Are we living through a moment of lasting change? Two authors discuss Black Lives Matter, the Harper’s letter and where we go from here

Pankaj Mishra: Black Lives Matter has forced a long overdue re-examination, from the perspectives of history’s long-term losers, of everything, not only entrenched political and economic inequities but also the imbalances of intellectual and artistic life. But there is a very long way to go. Your recent article on Spike Lee’s new film about African-American soldiers in Vietnam [Da 5 Bloods] was instructive in this regard. Here is a celebrated African American film-maker, the cinematic biographer of Malcolm X, succumbing to American cliches about the Vietnamese, and non-white foreigners in general.

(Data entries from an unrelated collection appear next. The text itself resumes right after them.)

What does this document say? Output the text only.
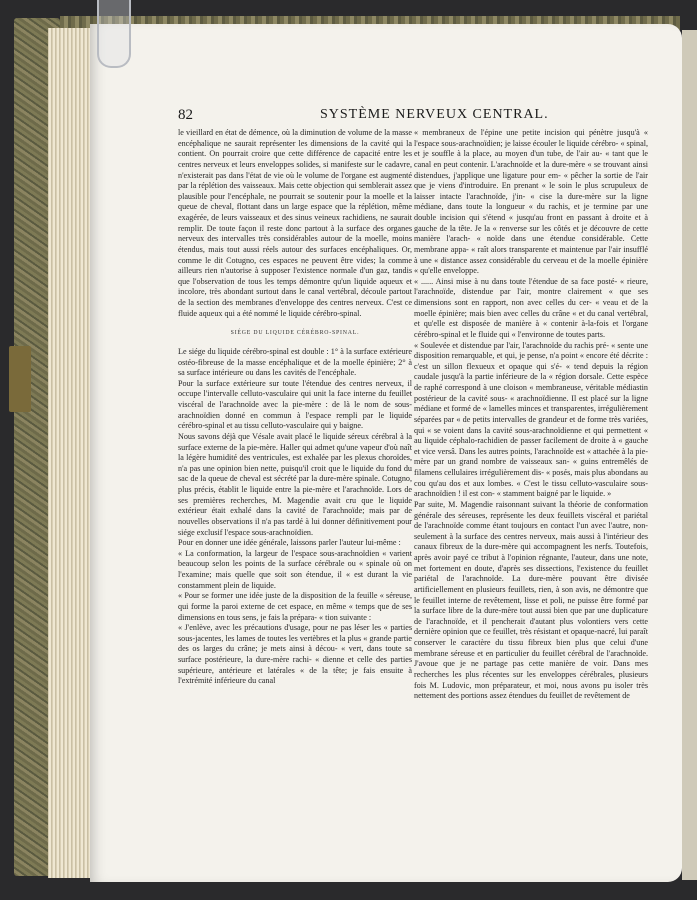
82	SYSTÈME NERVEUX CENTRAL.

le vieillard en état de démence, où la diminution de volume de la masse encéphalique ne saurait représenter les dimensions de la cavité qui la contient. On pourrait croire que cette différence de capacité entre les centres nerveux et leurs enveloppes solides, si manifeste sur le cadavre, n'existerait pas dans l'état de vie où le volume de l'organe est augmenté par la réplétion des vaisseaux. Mais cette objection qui semblerait assez plausible pour l'encéphale, ne pourrait se soutenir pour la moelle et la queue de cheval, flottant dans un large espace que la réplétion, même exagérée, de leurs vaisseaux et des sinus veineux rachidiens, ne saurait remplir. De toute façon il reste donc partout à la surface des organes nerveux des intervalles très considérables autour de la moelle, moins étendus, mais tout aussi réels autour des surfaces encéphaliques. Or, comme le dit Cotugno, ces espaces ne peuvent être vides; la comme ailleurs rien n'autorise à supposer l'existence normale d'un gaz, tandis que l'observation de tous les temps démontre qu'un liquide aqueux et incolore, très abondant surtout dans le canal vertébral, découle partout de la section des membranes d'enveloppe des centres nerveux. C'est ce fluide aqueux qui a été nommé le liquide cérébro-spinal.

SIÉGE DU LIQUIDE CÉRÉBRO-SPINAL.

Le siége du liquide cérébro-spinal est double : 1° à la surface extérieure ostéo-fibreuse de la masse encéphalique et de la moelle épinière; 2° à sa surface intérieure ou dans les cavités de l'encéphale.

Pour la surface extérieure sur toute l'étendue des centres nerveux, il occupe l'intervalle celluto-vasculaire qui unit la face interne du feuillet viscéral de l'arachnoïde avec la pie-mère : de là le nom de sous-arachnoïdien donné en commun à l'espace rempli par le liquide cérébro-spinal et au tissu celluto-vasculaire qui y baigne.

Nous savons déjà que Vésale avait placé le liquide séreux cérébral à la surface externe de la pie-mère. Haller qui admet qu'une vapeur d'où naît la légère humidité des ventricules, est exhalée par les plexus choroïdes, n'a pas une opinion bien nette, puisqu'il croit que le liquide du fond du sac de la queue de cheval est sécrété par la dure-mère spinale. Cotugno, plus précis, établit le liquide entre la pie-mère et l'arachnoïde. Lors de ses premières recherches, M. Magendie avait cru que le liquide extérieur était exhalé dans la cavité de l'arachnoïde; mais par de nouvelles observations il n'a pas tardé à lui donner définitivement pour siége exclusif l'espace sous-arachnoïdien.

Pour en donner une idée générale, laissons parler l'auteur lui-même :

« La conformation, la largeur de l'espace sous-arachnoïdien « varient beaucoup selon les points de la surface cérébrale ou « spinale où on l'examine; mais quelle que soit son étendue, il « est durant la vie constamment plein de liquide.

« Pour se former une idée juste de la disposition de la feuille « séreuse, qui forme la paroi externe de cet espace, en même « temps que de ses dimensions en tous sens, je fais la prépara- « tion suivante :

« J'enlève, avec les précautions d'usage, pour ne pas léser les « parties sous-jacentes, les lames de toutes les vertèbres et la plus « grande partie des os larges du crâne; je mets ainsi à décou- « vert, dans toute sa surface postérieure, la dure-mère rachi- « dienne et celle des parties supérieure, antérieure et latérales « de la tête; je fais ensuite à l'extrémité inférieure du canal

« membraneux de l'épine une petite incision qui pénètre jusqu'à « l'espace sous-arachnoïdien; je laisse écouler le liquide cérébro- « spinal, et je souffle à la place, au moyen d'un tube, de l'air au- « tant que le canal en peut contenir. L'arachnoïde et la dure-mère « se trouvant ainsi distendues, j'applique une ligature pour em- « pêcher la sortie de l'air que je viens d'introduire. En prenant « le soin le plus scrupuleux de laisser intacte l'arachnoïde, j'in- « cise la dure-mère sur la ligne médiane, dans toute la longueur « du rachis, et je termine par une double incision qui s'étend « jusqu'au front en passant à droite et à gauche de la tête. Je la « renverse sur les côtés et je découvre de cette manière l'arach- « noïde dans une étendue considérable. Cette membrane appa- « raît alors transparente et maintenue par l'air insufflé à une « distance assez considérable du cerveau et de la moelle épinière « qu'elle enveloppe.

« ...... Ainsi mise à nu dans toute l'étendue de sa face posté- « rieure, l'arachnoïde, distendue par l'air, montre clairement « que ses dimensions sont en rapport, non avec celles du cer- « veau et de la moelle épinière; mais bien avec celles du crâne « et du canal vertébral, et qu'elle est disposée de manière à « contenir à-la-fois et l'organe cérébro-spinal et le fluide qui « l'environne de toutes parts.

« Soulevée et distendue par l'air, l'arachnoïde du rachis pré- « sente une disposition remarquable, et qui, je pense, n'a point « encore été décrite : c'est un sillon flexueux et opaque qui s'é- « tend depuis la région caudale jusqu'à la partie inférieure de la « région dorsale. Cette espèce de raphé correspond à une cloison « membraneuse, véritable médiastin postérieur de la cavité sous- « arachnoïdienne. Il est placé sur la ligne médiane et formé de « lamelles minces et transparentes, irrégulièrement séparées par « de petits intervalles de grandeur et de forme très variées, qui « se voient dans la cavité sous-arachnoïdienne et qui permettent « au liquide céphalo-rachidien de passer facilement de droite à « gauche et vice versâ. Dans les autres points, l'arachnoïde est « attachée à la pie-mère par un grand nombre de vaisseaux san- « guins entremêlés de filamens cellulaires irrégulièrement dis- « posés, mais plus abondans au cou qu'au dos et aux lombes. « C'est le tissu celluto-vasculaire sous-arachnoïdien ! il est con- « stamment baigné par le liquide. »

Par suite, M. Magendie raisonnant suivant la théorie de conformation générale des séreuses, représente les deux feuillets viscéral et pariétal de l'arachnoïde comme étant toujours en contact l'un avec l'autre, non-seulement à la surface des centres nerveux, mais aussi à l'intérieur des canaux fibreux de la dure-mère qui accompagnent les nerfs. Toutefois, après avoir payé ce tribut à l'opinion régnante, l'auteur, dans une note, met fortement en doute, d'après ses dissections, l'existence du feuillet pariétal de l'arachnoïde. La dure-mère pouvant être divisée artificiellement en plusieurs feuillets, rien, à son avis, ne démontre que le feuillet interne de revêtement, lisse et poli, ne puisse être formé par la surface libre de la dure-mère tout aussi bien que par une duplicature de l'arachnoïde, et il pencherait d'autant plus volontiers vers cette dernière opinion que ce feuillet, très résistant et opaque-nacré, lui paraît conserver le caractère du tissu fibreux bien plus que celui d'une membrane séreuse et en particulier du feuillet cérébral de l'arachnoïde. J'avoue que je ne partage pas cette manière de voir. Dans mes recherches les plus récentes sur les enveloppes cérébrales, plusieurs fois M. Ludovic, mon préparateur, et moi, nous avons pu isoler très nettement des portions assez étendues du feuillet de revêtement de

I am reminded, too, of a prize-winning writer who recently claimed in a tweet that African Americans were “fighting for democracy abroad”. Contrast this casual euphemising of American violence in multiple countries to Muhammad Ali’s principled refusal to join the assault on Vietnam. Such naive Americanism is striking. In the past African American leaders and artists, from WEB Du Bois to Nina Simone, simply assumed solidarity with peoples elsewhere; they could see that the plights of the long-term victims of slave society and the societies despoiled by racial-ethnic supremacism were inseparably linked. What do you think happened to sunder that connection?